The chairman of the Senate Intelligence Committee did this soon after he offered public assurances that the government was ready to battle the coronavirus.
“Senator Burr filed a financial disclosure form for personal transactions made several weeks before the U.S. and financial markets showed signs of volatility due to the growing coronavirus outbreak,” a Burr spokesperson said. “As the situation continues to evolve daily, he has been deeply concerned by the steep and sudden toll this pandemic is taking on our economy.”
Forbes went on to add:
Our elected officials in Congress are supposed to look out for our best interests. In a shocking revelation, it’s been reported that a number of senators sold their stock holdings after being briefed about the coronavirus and the massive impact it will have upon the economy, jobs and the stock market. While telling the American public that there wasn’t much to worry about, they bailed out of their stock holdings to avoid large losses.
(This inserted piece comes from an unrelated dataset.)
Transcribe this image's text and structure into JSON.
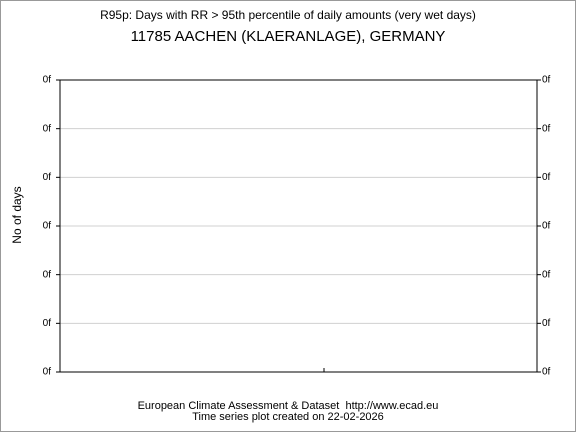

In a bizzare quirk, we’ve permitted our politicians to do things that we can’t. Prior to 2012, Congress members were not prohibited from insider trading. Senator Richard Burr from North Carolina was a fierce opponent of a bill that ultimately banned this practice. In an interview at the time, Burr said about the potential new law, “It’s ludicrous.” He voted against the Stop Trading on Congressional Knowledge (STOCK) Act and said, “I mean, it’s insane.”
The STOCK Act passed into law in 2012. It states that members of Congress, other government employees, congressional staffers, members of the executive branch and judiciary are not permitted to engage in insider trading gleaned from information ascertained through their jobs.
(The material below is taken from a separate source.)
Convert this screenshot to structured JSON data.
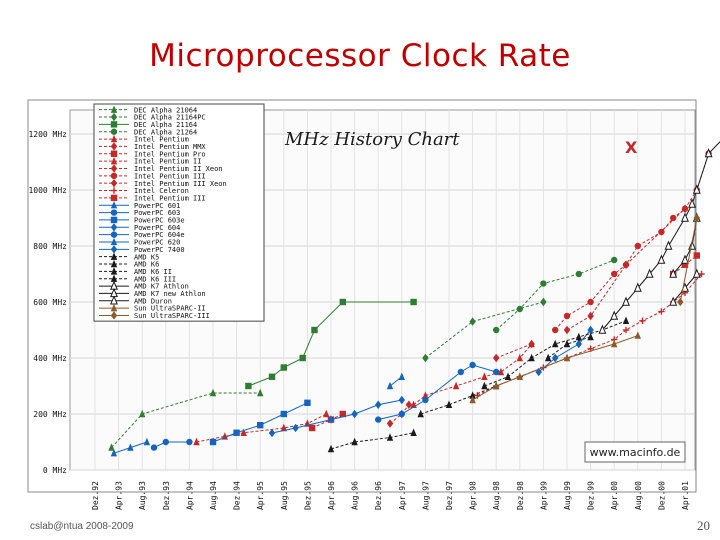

Burr’s vehement opposition to the STOCK Act is now coming back to haunt him. Burr, the chairman of the Senate Intelligence Committee, sold 33 stocks held by both him and his spouse. The value of the sales is estimated at between $628,033 and $1.72 million. Some of the stocks were in sectors hit hard by the outbreak.
Imagine that! The American people these people serve were hit hard, but they made out like fat cats.